There’s been a lot of discussion of transparency in health care recently, e.g., a USA Today op-ed and a counterpoint by Paul Ginsburg. The appeal of transparency is obvious. As movingly documented by Steven Brill in Time, prices are high and often differ quite substantially, even across close by providers. However, we don’t know the prices for the health care that we consume, and it’s extremely difficult to find out what these things cost (e.g., this recent study in JAMA).
While the appeal of transparency is obvious, it’s important to realize that buying health care is not like buying milk at the grocery store. A key factor is health insurance. Health insurance is very important — people need to be insured against the catastrophic expenses that can occur with serious illness. Thus people with high health care expenses won’t be exposed to most of those expenses (and shouldn’t) and therefore will have no reason to respond to information about health care prices.
Further, the distribution of health care expenses among the population is very uneven.
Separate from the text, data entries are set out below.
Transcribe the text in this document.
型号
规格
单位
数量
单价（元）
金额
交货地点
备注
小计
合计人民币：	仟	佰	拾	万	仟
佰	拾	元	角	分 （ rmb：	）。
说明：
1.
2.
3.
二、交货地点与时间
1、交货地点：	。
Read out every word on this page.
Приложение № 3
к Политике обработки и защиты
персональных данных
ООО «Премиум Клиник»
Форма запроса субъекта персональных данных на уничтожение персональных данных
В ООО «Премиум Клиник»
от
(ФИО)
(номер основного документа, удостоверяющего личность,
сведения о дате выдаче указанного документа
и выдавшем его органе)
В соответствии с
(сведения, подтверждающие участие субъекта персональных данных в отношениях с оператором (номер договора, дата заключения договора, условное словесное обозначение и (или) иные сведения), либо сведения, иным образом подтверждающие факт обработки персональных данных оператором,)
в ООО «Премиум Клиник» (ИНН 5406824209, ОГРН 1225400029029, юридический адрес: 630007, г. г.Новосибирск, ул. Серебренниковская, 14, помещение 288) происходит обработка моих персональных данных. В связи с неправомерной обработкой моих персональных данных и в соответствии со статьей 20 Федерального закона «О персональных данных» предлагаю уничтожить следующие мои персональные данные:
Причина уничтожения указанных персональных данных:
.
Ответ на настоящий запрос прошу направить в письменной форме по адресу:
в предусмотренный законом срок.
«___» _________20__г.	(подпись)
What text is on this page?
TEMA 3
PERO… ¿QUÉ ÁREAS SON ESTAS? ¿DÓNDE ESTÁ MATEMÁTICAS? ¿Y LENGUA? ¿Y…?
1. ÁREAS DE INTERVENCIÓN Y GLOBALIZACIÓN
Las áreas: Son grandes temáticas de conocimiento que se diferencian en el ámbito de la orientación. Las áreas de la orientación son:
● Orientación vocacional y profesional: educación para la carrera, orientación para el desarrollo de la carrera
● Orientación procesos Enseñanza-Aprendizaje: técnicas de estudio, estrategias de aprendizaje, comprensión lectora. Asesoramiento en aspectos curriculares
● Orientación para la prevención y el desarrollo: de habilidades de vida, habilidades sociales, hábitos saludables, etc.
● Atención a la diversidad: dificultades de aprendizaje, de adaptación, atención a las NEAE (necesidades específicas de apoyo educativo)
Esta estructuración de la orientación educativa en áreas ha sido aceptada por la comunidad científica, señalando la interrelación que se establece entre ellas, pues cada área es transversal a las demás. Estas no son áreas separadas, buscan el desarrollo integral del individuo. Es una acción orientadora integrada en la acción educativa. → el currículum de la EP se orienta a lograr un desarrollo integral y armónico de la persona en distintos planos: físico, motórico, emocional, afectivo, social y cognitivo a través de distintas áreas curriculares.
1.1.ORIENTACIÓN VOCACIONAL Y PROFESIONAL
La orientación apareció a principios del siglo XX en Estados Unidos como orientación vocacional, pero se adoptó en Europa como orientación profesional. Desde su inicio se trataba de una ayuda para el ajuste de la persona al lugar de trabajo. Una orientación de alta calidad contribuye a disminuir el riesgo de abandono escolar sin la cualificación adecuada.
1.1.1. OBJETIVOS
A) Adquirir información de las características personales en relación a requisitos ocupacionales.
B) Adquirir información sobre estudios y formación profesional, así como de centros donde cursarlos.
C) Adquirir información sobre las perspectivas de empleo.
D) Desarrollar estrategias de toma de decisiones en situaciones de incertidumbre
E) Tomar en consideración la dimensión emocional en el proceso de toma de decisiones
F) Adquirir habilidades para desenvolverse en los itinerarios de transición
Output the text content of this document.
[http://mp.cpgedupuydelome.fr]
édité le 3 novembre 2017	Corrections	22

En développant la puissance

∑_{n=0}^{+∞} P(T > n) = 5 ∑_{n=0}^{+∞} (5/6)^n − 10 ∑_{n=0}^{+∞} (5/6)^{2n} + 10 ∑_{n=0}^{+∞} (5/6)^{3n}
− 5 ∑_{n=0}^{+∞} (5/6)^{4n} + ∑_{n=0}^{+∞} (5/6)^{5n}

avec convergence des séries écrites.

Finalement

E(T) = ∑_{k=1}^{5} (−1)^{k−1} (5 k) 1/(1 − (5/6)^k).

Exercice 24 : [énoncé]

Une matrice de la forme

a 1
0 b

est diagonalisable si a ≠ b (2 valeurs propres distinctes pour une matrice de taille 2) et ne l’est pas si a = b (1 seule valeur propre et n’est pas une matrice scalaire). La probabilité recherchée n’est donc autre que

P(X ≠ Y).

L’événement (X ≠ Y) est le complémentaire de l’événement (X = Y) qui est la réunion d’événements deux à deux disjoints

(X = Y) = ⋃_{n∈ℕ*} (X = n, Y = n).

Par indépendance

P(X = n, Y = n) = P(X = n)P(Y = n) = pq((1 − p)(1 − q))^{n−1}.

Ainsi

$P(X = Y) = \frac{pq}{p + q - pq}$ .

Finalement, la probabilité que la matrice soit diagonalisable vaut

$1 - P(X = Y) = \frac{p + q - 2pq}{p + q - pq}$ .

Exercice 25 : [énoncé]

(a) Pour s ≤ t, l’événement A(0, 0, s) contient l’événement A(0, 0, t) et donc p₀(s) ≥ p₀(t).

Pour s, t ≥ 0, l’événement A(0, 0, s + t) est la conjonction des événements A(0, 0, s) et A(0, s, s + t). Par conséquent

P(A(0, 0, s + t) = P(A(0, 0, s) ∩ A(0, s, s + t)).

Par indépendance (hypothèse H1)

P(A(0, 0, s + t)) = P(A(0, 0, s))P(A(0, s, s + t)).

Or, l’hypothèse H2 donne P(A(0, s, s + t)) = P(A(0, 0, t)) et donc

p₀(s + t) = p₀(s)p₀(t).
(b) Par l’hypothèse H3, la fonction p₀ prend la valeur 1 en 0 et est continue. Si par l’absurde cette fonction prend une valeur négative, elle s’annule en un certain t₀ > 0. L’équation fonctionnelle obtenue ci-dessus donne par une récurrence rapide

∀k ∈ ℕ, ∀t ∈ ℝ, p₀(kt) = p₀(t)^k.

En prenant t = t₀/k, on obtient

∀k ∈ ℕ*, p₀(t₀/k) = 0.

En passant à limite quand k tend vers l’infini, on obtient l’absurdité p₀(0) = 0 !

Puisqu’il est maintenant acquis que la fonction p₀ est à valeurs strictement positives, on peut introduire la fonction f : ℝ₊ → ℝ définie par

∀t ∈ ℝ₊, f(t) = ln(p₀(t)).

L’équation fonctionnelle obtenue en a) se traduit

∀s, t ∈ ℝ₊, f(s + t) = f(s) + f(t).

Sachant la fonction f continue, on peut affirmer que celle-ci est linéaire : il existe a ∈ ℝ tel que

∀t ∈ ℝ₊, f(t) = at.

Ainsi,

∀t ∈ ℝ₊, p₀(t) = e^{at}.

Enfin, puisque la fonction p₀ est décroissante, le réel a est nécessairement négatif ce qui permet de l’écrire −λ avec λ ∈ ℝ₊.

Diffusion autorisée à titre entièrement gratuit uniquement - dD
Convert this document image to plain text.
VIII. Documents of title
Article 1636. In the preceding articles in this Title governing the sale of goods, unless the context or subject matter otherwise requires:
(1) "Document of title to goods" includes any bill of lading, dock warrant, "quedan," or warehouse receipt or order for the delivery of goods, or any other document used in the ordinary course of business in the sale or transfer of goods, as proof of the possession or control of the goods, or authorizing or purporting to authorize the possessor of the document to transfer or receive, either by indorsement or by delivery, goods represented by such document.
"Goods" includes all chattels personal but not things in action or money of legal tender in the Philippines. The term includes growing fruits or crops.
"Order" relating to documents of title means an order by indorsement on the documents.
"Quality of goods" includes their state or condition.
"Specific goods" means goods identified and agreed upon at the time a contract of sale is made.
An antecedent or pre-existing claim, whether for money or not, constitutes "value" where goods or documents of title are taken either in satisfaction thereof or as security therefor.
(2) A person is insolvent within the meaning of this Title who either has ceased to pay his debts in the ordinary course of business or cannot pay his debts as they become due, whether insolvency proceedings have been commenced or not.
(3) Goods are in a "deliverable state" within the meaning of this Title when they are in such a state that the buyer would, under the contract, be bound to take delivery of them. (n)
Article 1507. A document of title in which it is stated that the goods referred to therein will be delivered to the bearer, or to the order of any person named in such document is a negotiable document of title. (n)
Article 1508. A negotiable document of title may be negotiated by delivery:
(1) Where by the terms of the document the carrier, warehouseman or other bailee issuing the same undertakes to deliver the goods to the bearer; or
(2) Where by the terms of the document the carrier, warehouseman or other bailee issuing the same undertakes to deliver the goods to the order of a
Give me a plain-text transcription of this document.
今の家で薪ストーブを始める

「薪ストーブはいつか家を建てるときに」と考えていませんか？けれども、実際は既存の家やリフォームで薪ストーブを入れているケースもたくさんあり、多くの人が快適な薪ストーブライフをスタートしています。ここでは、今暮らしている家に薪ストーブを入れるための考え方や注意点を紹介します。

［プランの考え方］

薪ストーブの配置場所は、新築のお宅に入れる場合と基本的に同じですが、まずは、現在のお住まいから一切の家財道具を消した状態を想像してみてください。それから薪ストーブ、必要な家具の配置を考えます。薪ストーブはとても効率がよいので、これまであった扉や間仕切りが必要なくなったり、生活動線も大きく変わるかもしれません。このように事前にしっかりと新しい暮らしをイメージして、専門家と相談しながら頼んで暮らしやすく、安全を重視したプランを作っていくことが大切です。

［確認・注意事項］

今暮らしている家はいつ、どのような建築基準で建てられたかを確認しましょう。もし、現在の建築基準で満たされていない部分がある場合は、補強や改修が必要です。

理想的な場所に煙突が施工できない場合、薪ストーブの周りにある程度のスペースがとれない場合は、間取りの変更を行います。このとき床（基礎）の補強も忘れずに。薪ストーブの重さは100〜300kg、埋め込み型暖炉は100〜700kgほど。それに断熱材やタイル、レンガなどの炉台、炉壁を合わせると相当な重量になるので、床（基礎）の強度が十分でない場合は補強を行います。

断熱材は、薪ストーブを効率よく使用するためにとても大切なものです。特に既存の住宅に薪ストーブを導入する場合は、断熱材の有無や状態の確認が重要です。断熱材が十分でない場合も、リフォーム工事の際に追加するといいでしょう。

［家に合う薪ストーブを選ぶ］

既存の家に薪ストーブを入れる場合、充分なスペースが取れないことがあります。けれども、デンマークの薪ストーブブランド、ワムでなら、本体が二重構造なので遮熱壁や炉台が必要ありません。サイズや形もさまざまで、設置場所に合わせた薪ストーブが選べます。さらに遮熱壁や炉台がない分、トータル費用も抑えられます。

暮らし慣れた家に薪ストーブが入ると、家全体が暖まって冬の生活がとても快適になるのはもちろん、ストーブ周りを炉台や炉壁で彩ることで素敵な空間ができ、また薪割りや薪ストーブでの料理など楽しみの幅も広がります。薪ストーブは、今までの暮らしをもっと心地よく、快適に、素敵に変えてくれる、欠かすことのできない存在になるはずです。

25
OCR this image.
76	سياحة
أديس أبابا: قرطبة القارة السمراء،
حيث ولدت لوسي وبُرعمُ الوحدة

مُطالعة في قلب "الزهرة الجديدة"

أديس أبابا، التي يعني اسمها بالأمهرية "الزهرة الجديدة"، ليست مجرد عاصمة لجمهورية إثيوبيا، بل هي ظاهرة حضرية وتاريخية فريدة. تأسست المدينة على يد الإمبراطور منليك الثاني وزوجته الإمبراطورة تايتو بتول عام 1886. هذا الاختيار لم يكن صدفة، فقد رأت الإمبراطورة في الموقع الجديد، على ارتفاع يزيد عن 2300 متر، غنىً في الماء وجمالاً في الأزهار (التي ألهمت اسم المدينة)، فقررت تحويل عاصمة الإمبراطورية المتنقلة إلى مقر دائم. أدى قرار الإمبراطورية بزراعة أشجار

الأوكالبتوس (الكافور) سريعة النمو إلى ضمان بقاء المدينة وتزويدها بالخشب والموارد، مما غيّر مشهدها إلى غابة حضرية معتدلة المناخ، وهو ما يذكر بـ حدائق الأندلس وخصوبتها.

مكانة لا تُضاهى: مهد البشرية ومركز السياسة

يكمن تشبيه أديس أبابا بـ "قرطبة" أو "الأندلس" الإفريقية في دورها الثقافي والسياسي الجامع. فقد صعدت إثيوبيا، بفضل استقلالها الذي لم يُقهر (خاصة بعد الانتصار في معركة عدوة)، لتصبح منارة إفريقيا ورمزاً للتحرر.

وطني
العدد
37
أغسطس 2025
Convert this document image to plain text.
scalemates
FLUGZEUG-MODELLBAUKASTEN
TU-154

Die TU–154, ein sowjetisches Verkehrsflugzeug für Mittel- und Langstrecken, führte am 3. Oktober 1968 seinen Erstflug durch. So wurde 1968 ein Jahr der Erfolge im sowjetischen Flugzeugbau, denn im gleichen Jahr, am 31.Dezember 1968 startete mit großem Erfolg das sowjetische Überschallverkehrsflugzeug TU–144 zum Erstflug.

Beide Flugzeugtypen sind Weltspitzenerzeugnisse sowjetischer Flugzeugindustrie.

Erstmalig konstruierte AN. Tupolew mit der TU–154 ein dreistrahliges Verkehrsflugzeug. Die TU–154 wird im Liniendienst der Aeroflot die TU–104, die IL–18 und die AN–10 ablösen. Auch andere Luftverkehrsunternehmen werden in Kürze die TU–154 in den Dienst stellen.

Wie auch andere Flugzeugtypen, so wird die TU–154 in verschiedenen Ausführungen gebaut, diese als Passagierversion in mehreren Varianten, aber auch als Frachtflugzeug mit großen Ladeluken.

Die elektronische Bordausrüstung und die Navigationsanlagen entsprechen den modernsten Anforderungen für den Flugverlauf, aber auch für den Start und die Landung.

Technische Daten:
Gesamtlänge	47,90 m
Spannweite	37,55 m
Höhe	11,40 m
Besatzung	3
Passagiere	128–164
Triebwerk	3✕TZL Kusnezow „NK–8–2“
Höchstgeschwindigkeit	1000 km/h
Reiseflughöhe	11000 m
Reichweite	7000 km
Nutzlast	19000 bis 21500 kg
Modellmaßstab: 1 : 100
Fortunately severe illness is relatively rare. What that means is that most of us will have quite low health care expenses in a given year, while a very small number of people will unfortunately be very sick and have very high health care expenses. The figure below illustrates this. It shows the distribution of health care spending in the US population for 2009 (source: data brief by the National Institute of Health Care Management). While this is a few years old, the distribution has remained essentially unchanged over a long period of time. The first thing to notice is that the vast majority of spending is accounted for by a small fraction of the population. The top 5 percent of spenders account for about half of all health care spending, and the top 50 percent account for almost 97 percent of spending.
What this means is that most of the spending on health care in the US is accounted for by people with very high expenses. Further, many (but not all) of these people have expenses so high that they are well beyond the cost sharing features of any health insurance plan, even a high deductible plan that features extensive consumer cost sharing.
Using the query tool for the Medical Expenditure Panel Survey, I found the expenditure levels associated with various percentiles of the 2010 spending distribution. Individuals in the 90th percentile of the spending distribution, who account for almost two-thirds of all health spending, have spending levels of $9,512.76 and higher. These people are almost certainly going to be beyond the cost sharing limits of their health insurance plans. As a consequence, two-thirds of health care spending is unlikely to be responsive to transparency efforts.
Since these people are beyond the cost sharing features of their plans, they have no incentive to pay attention to the costs of care, either in total or cost differences across providers. In addition, people who are spending this much money on health care are unfortunately likely to be quite sick. The demand for care of people who are very ill tends not to be very responsive to prices.
Does this mean that there’s no point to transparency efforts? No. Forty nine (.999…) percent of the spending is accounted for by people who spend (just under) $814.86 or less. For these people, cost sharing can make a difference — large, but conventional, deductibles (e.g., $1,000, $500) would be relevant to many of these people. However, for transparency efforts to work, price information has to be presented to people in a way they can understand and use — the total cost to them of obtaining care, as opposed to the individual components. Further, there have to be alternative providers. Many health care markets have become extremely consolidated. If there are no good alternatives, then transparency efforts will be of little practical use.
In addition, transparency with regard to the quality of care is both important and valuable to all, regardless of spending level. Providing accurate and informative measures of the quality of care is challenging, but a lot of progress has been made and there are ongoing efforts in this area.
Last, there’s some concern that by making prices public transparency efforts will facilitate collusion by providers. If so, this could unintentionally make things worse by reducing rather than increasing competition and leading to higher, rather than lower, prices. There’s evidence that this has happened in other industries (e.g., cement), however I don’t think it’s terribly likely in health care (although not impossible). Even with transparency efforts, health insurers will play a major role as buyers of health care. Insurers’ ability to direct large numbers of patients means that providers have large incentives to make deals to obtain those patients. Creating and maintaining collusion becomes difficult under these circumstances.
In sum, trying to achieve greater transparency in health care is a worthwhile effort, but it has to involve usable measures of both price and quality. Further, it’s unrealistic to expect consumer shopping alone, and hence transparency efforts, to drive the health care market. Transparency is but one ingredient — much more is required.